Navy family buys 1902 Ranch

Despite the challenges, ranch life has been rife with unanticipated benefits for the family.

When Brooke and Bart Crowder purchased 70 acres of bucolic farmland near Fort Casey State Park last year, they expected life to settle down a little.

Bart has been serving in the Navy for the past 23 years, and the couple and their four children have moved all over the country — and the world — to follow his military career.

Approaching retirement, Bart was in search of a new pursuit, preferably one that would allow him to be his own boss and take care of his family while providing a challenge for his creative spirit. Moving from the family’s latest home in Anacortes to the Coupeville farm seemed to be the perfect opportunity.

Until Bart was deployed in May of last year.

Brooke said the deployment, Bart’s ninth, came as a surprise, especially as it seemed to throw a wrench into their new life just as plans for the ranch were coming together.

“We thought, ‘This is meant to be. We’ll just jump in,’” Brooke said. “And so we bought 11 cows, and we got pigs, and we got chickens, and we started raising all the animals, and then we find out two weeks before that they’re deploying.”

But despite the challenges of managing the new ranch and caring for their four children alone, Brooke said ranch life has been rewarding and rife with unanticipated benefits for the family.

“It’s been good, and stressful, and all the things in between,” she said.

Owning and operating a ranch is unlike anything the Crowders have ever done before. Neither Bart nor Brooke ever lived on a farm growing up, and according to the ranch’s website, they have lived mostly in suburban locations since starting their family.

They first moved to the ranch in September of 2020. Brooke said the first year — what she called the “infrastructure year,” or the year of getting the operation running and establishing themselves — has come with a high learning curve.

The couple is committed to a type of farming called regenerative agriculture, an approach to farming and ranching that prioritizes conservation, topsoil regeneration and resilience against climate change. Since Bart was deployed shortly after they purchased their livestock, Brooke has had to learn and implement the best practices for the land largely on her own.

“It’s been a huge learning process, and (Bart) will eventually come home (this) year, and I’ll have some teaching to do,” she said.

For Brooke, a typical day in her new home begins with getting her children off to school, followed by feeding chickens, changing fencing lines and rotating the animals around the property. She said figuring out where and how to move the animals has been a process of “trial and error.”

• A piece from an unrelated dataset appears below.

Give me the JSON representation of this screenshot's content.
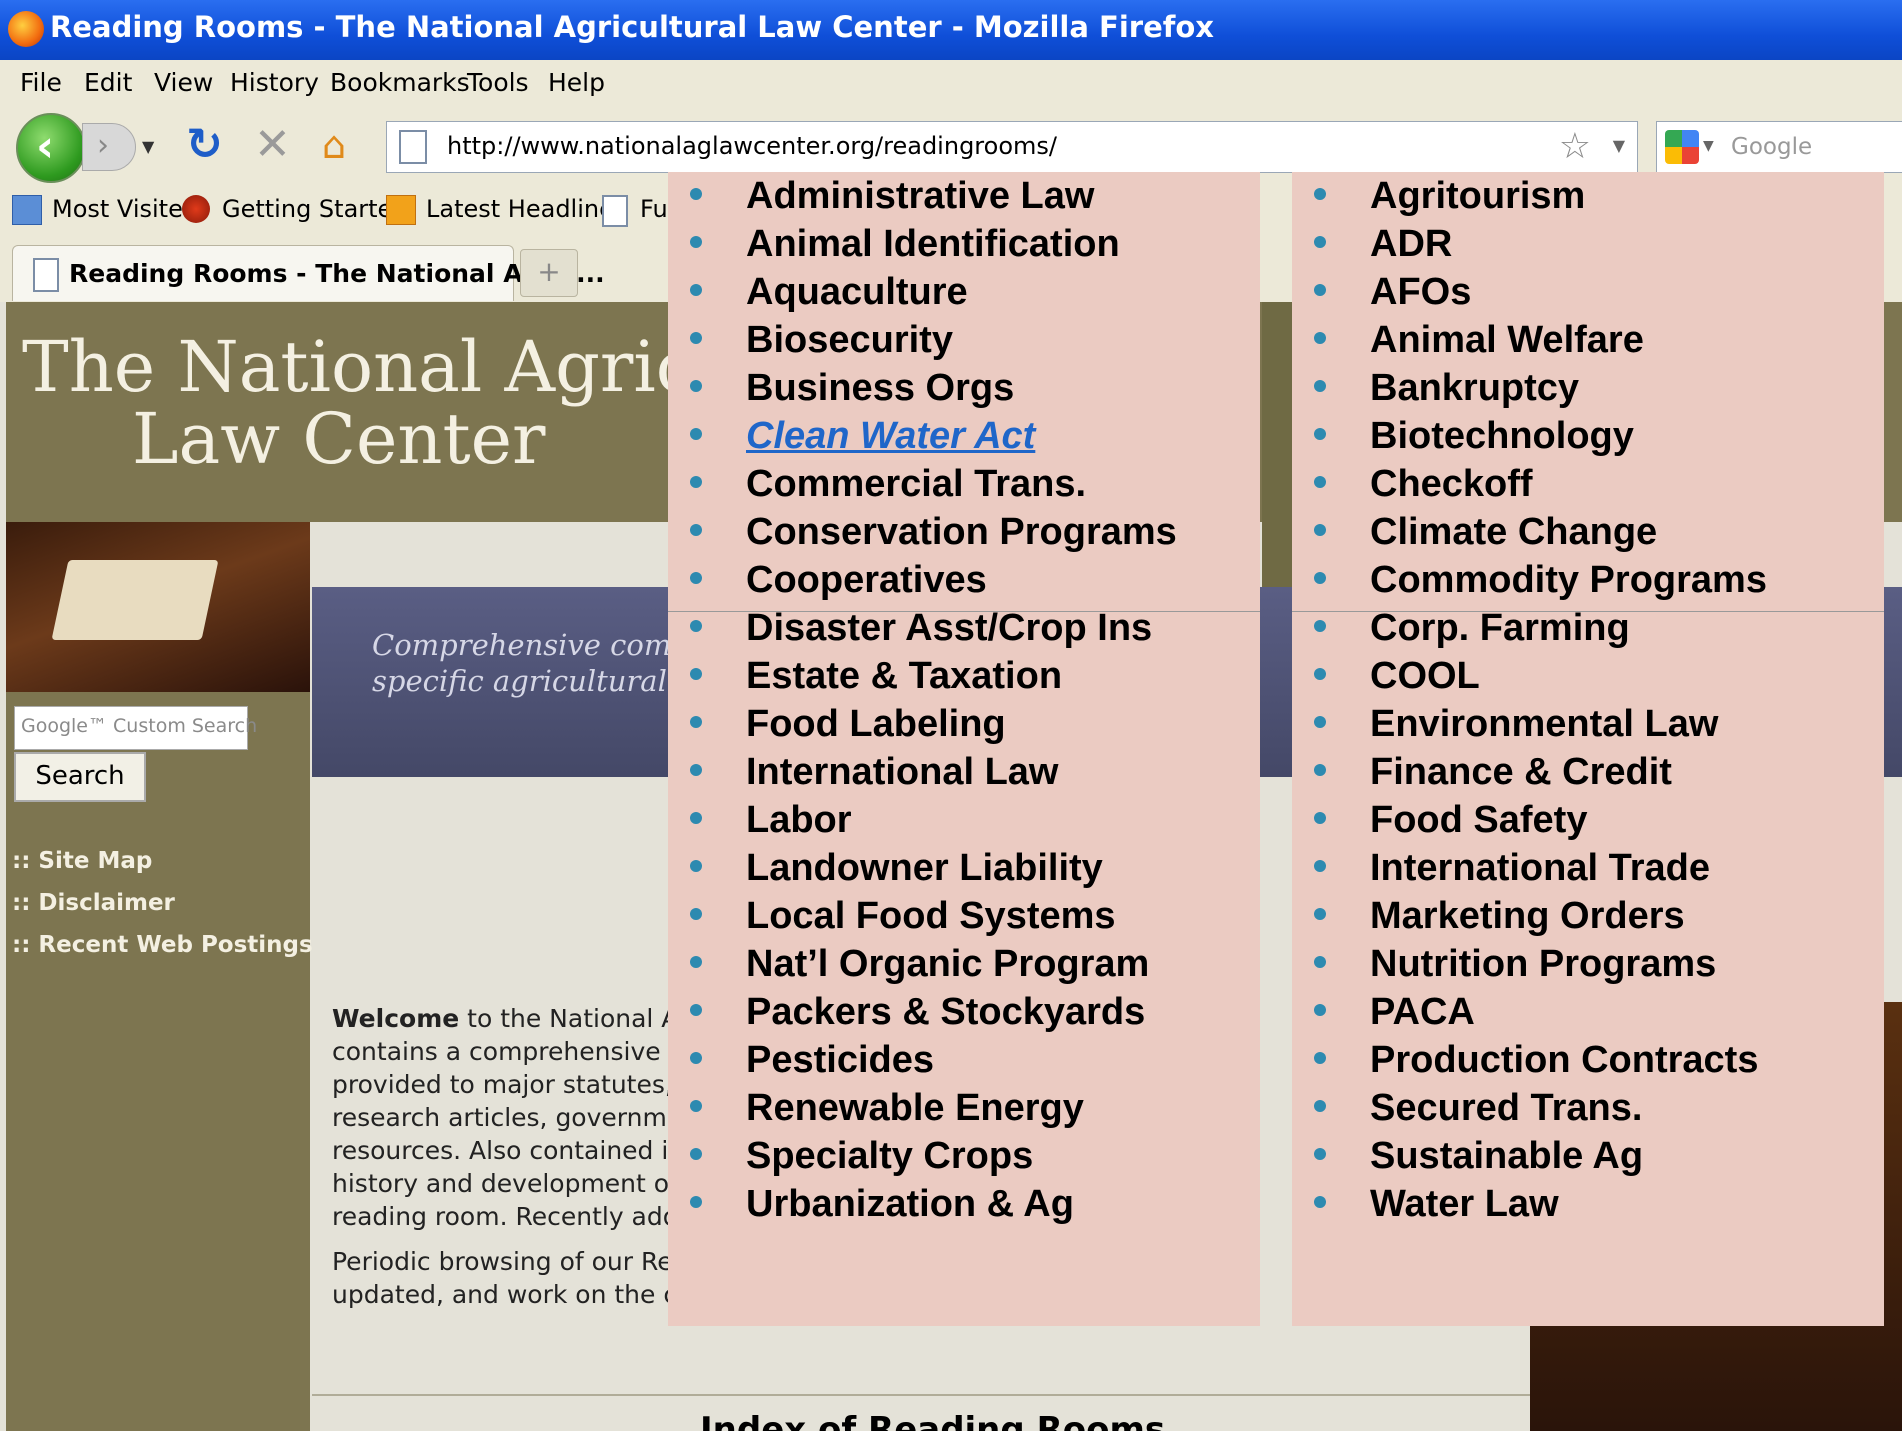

Beyond simply caring for land and animals, a ranch is also a small business. Managing the business side of things, including social media with some remote help from Bart, has become another item on Brooke’s lengthy to-do list.

“There’s not enough of me,” she said with a laugh.

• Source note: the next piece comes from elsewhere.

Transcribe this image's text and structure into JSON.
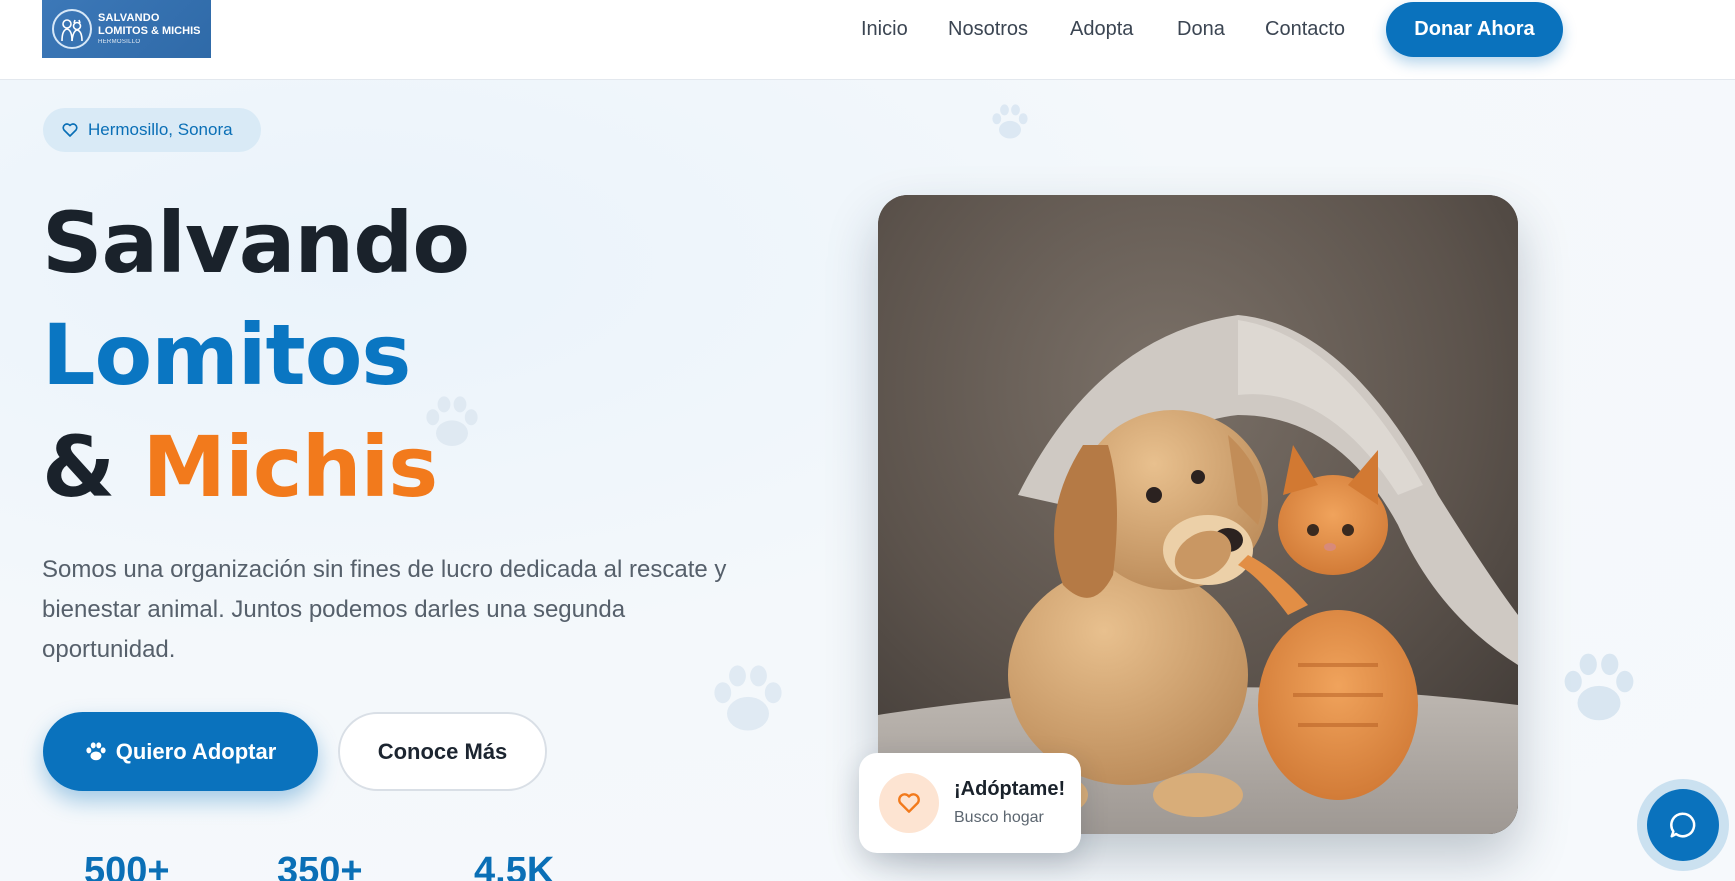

Still, though the transition to rural life has presented challenges for the family, especially since Bart’s deployment, Brooke said they have benefited from the move, as well.

Owning the ranch has allowed them to implement the kind of sustainable agriculture practices that have long-term benefits for the land. And since their house on the ranch is smaller than their previous house in Anacortes, the family members are seeing a lot more of each other.

“I think everybody actually even feels a little bit closer,” Brooke said.

Though Bart has enjoyed his time in the Navy, Brooke said she feels the ranch will be good for him as he transitions into the next chapter of his life when he returns from deployment. After all the moving the family has done, the Crowders are ready to put down roots and build something of their own.

“We’re going to make this our home,” she said.